Elegant in colour and shape, the Calla Lily is truly a unique flower. Naturally chic, the traditional flower is linked to purity and beauty. Once again, coming in various colours, each flower adopts its own meaning. The white relates to innocence and youth, the yellow symbolises a sense of gratitude and the pink relates to romance, love and appreciation. Moving onto the more vibrant tone, the rich purple represents royalty, loyalty, wisdom and admiration. Whilst many may relate the red flower to love and lust, for the Calla Lily it symbolises courage and determination. Last but not least, the black Calla Lily is an image of elegance, beauty and mystery.
One of the most iconic flowers there is, the sunflower is a fan favourite amongst everyone. But what does this beloved flower actually symbolise? Its famous vibrant yellow relates to loyalty and adoration. Like many flowers, the sunflower has adopted different meanings from country to culture. In China they see the flower as a symbol for long life, vitality and good luck. For Native Americans it is a symbol for the harvest and provision. It also provides spiritual symbolism across many religions, being a sign of loyalty and/or following a spiritual guide.

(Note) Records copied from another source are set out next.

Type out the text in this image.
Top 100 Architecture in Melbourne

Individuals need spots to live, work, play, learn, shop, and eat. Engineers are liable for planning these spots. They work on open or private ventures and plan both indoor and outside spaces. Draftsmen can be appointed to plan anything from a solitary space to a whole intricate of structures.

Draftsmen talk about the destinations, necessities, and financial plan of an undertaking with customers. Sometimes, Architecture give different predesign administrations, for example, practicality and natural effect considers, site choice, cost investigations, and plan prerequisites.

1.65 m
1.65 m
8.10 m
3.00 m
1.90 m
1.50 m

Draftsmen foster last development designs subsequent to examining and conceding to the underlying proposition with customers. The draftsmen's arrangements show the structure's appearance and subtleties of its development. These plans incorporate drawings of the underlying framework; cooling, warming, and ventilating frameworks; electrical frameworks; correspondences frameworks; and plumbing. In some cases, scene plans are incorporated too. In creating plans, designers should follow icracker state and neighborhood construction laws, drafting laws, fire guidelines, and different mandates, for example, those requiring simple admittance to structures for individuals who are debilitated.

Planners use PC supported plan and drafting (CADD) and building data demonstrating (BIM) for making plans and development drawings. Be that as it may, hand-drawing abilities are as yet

Another iconic flower amongst the bunch; famous for its relation to love and St. Valentine’s Day, the Red Rose encapsulates the emotions and bond between lovers. A deep and opulent tone, the Red Rose is a symbol for passion, true love, romance and desire. Unlike the other flowers, the Red Rose also provides symbolism due to the number of roses given. One rose is either love at first sight or ‘the one’. Two roses are for mutual love and affection. Six roses are for infatuation, ten is perfection, eleven is for true and deep love that is treasured. Fifteen is an apology for a loved one whilst fifty roses are for a love that has no bounds.
Brightening any field with yellow polka dot like bouquets, the Tansy flower is naturally understated. The flowers symbolism is derived from its name, meaning immortality. This leads the flower to symbolise protection, health, resistance and immortality. It can also relate to hope for good health. Doing a full 360, the Tansy has some negative connotations relating to hostile thoughts. It could mean, when giving someone a Tansy flower, the unofficial declaration of war.
A full flower which are standouts in any garden or bouquet, for some they may intrinsically relate the flower to the Black Dahlia, but on a lighter note the flower includes more positive meanings. Due to the flower’s diverse nature, this has bled into its meanings across cultures. Firstly, it can relate to finding inner strength, being graceful and standing out from the crowd. They also signify commitment and honesty.
Probably the most common flower that we spot on our walks or in our garden, the Daisy has been used for flower crowns and to test if your like butter for decades. Whilst it has its novelties, it also carries some deeper meanings. Commonly, it relates to purity and innocence. They also symbolise beauty, love, fertility as well as motherhood, childbirth and new beginnings. Furthermore, it represents transformation alongside chastity and true love.
A unique flower originating from South Africa, the Freesia features vibrant pink tones that are difficult to miss. With all its vibrancy, does it adopt bold meanings? Generally, it symbolises friendshipshopp, trust, thoughtfulness and innocence. Through various years and avenues, it has been given various meanings. For example, in the USA, it’s the official flower to commemorate a seven-year wedding anniversary.